On the history, Gould is good - less good than Jon Savage in England's Dreaming: Anarchy, Sex Pistols, Punk, and Beyond, set in the post-Beatles era, but good all the same. In the end, though, this is a long and winding read: Gould tends toward the professorial when he is writing of the band's music, which he does at much length and to sometimes puzzling effect.

It seems beside the point, for instance, to characterize Paul McCartney's rollicking Lady Madonna as "willfully inconsequential," said song having advertised no pretensions to being the next Ring Cycle. And it borders on the pompous - but pomposity is no stranger to the Beatles library - to venture that John Lennon's Yer Blues "is a reminder of the cultural realism that distinguished the Beatles from so many of their musical contemporaries in Britain." If eagles picking at the eyes of children of the universe amid noosed musical genres constitutes realism, then I'll retract the criticism - but if it's cultural realism you want, then I'd suggest spinning the Stones.

At many points, the Beatles savant will sometimes be moved to wonder what Gould is talking about and what he's been listening to. Is there a drum solo in Dear Prudence? Perhaps at some frequency only dogs and aliens can hear. Is it possible to enlist the Beatles in the ranks of the Mods? The Who, certainly, but, as Ringo remarked in A Hard Day's Night, asked whether he was a Mod or a Rocker: "I'm a Mocker."

Is the Night Before segment in Help! really reminiscent of a Marx Brothers routine? Gould thinks so, but on what evidence it is hard to say. Is John Lennon's It's Only Love really an embarrassment?
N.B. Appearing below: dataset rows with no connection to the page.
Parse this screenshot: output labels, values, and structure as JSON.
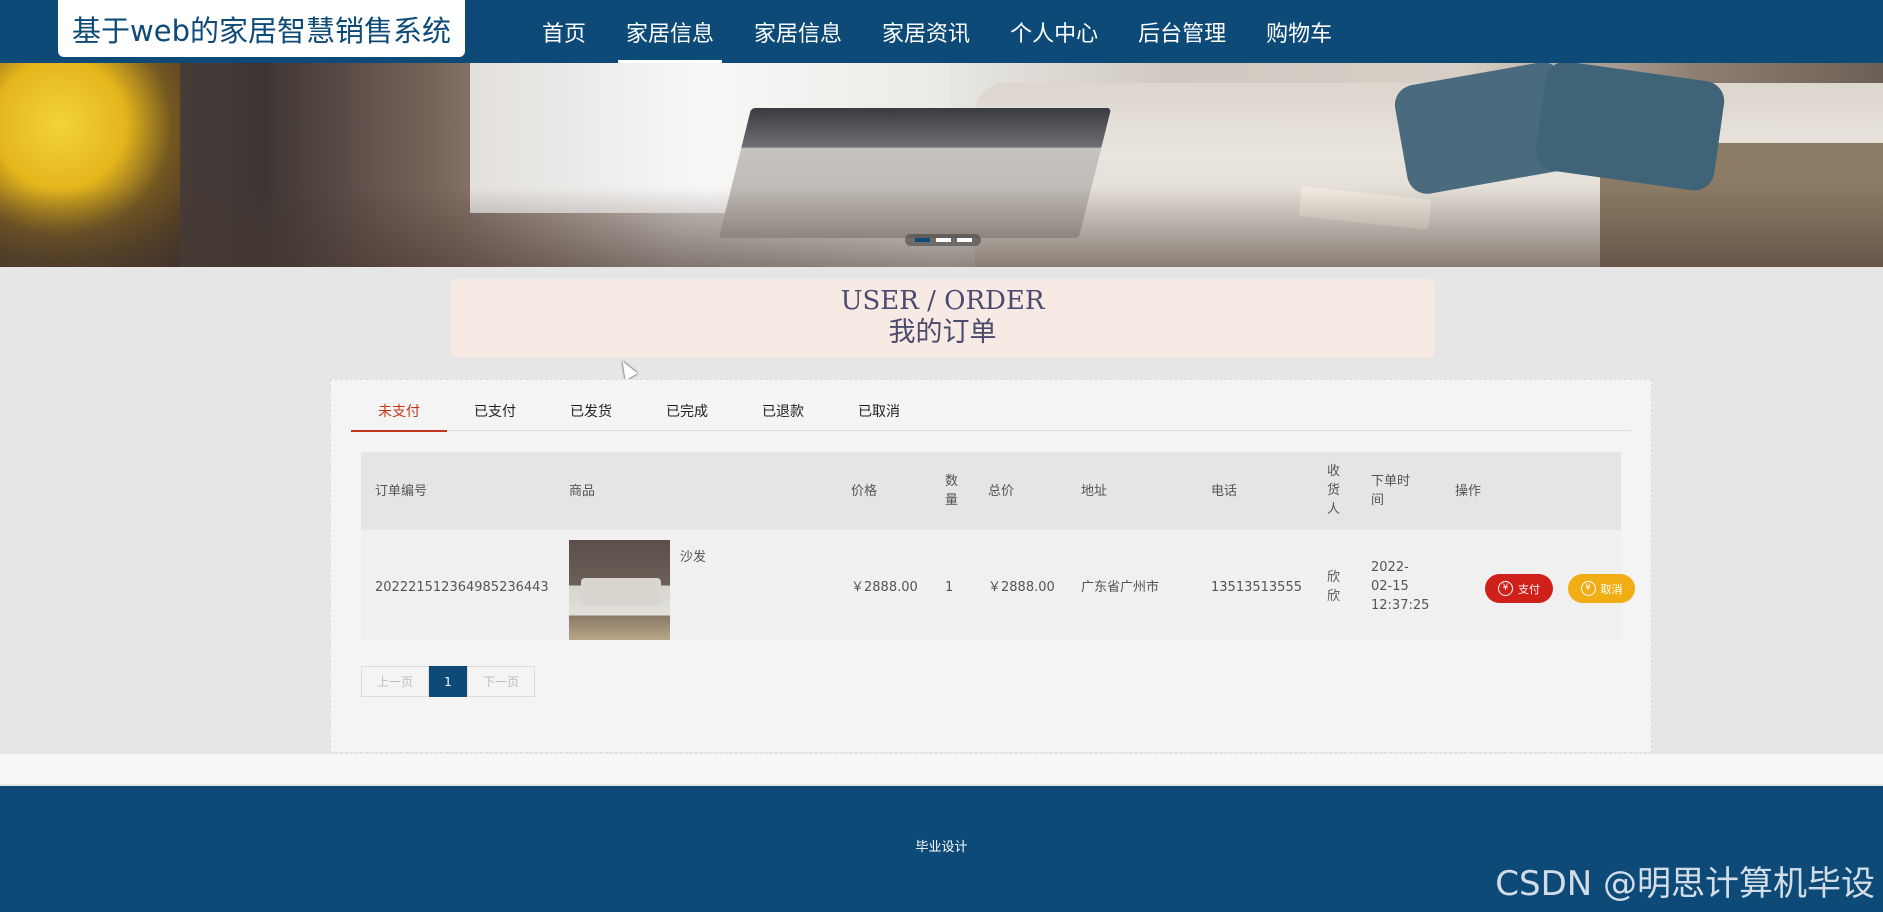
{
  "header": {
    "brand": "基于web的家居智慧销售系统",
    "nav": [
      {
        "label": "首页"
      },
      {
        "label": "家居信息"
      },
      {
        "label": "家居信息"
      },
      {
        "label": "家居资讯"
      },
      {
        "label": "个人中心"
      },
      {
        "label": "后台管理"
      },
      {
        "label": "购物车"
      }
    ],
    "active_nav": 1
  },
  "banner": {
    "slides": 3,
    "active_slide": 0
  },
  "section": {
    "title_en": "USER / ORDER",
    "title_cn": "我的订单"
  },
  "tabs": [
    {
      "label": "未支付"
    },
    {
      "label": "已支付"
    },
    {
      "label": "已发货"
    },
    {
      "label": "已完成"
    },
    {
      "label": "已退款"
    },
    {
      "label": "已取消"
    }
  ],
  "active_tab": 0,
  "table": {
    "headers": {
      "order_no": "订单编号",
      "goods": "商品",
      "price": "价格",
      "qty": "数\n量",
      "total": "总价",
      "address": "地址",
      "phone": "电话",
      "receiver": "收\n货\n人",
      "time": "下单时\n间",
      "action": "操作"
    },
    "rows": [
      {
        "order_no": "202221512364985236443",
        "goods_name": "沙发",
        "price": "￥2888.00",
        "qty": "1",
        "total": "￥2888.00",
        "address": "广东省广州市",
        "phone": "13513513555",
        "receiver": "欣\n欣",
        "time": "2022-\n02-15\n12:37:25",
        "pay_label": "支付",
        "cancel_label": "取消"
      }
    ]
  },
  "pagination": {
    "prev": "上一页",
    "current": "1",
    "next": "下一页"
  },
  "footer": {
    "text": "毕业设计"
  },
  "watermark": "CSDN @明思计算机毕设",
  "colors": {
    "primary": "#0d4a78",
    "active_tab": "#c1361c",
    "pay": "#d0201a",
    "cancel": "#f0ad14"
  }
}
Gould thinks so, too - and that it was written "to capitalize on the growing enthusiasm for folk-rock in the United States," which misses more than one point.

Such moments may prompt the knowing reader to issue a Lennonesque primal scream. At too many levels, the book works best for those who weren't there, as a learned survey of a time gone by and a cultural force that played a large role in it.

Can't Buy Me Love has many virtues, but foremost among them is that it offers the last word on only a few details. Even after this sprawling tome and all those decades between then and now, there's plenty left to say.

Gregory McNamee writes about music, film and other aspects of pop culture for several publications, among them the Encyclopaedia Britannica.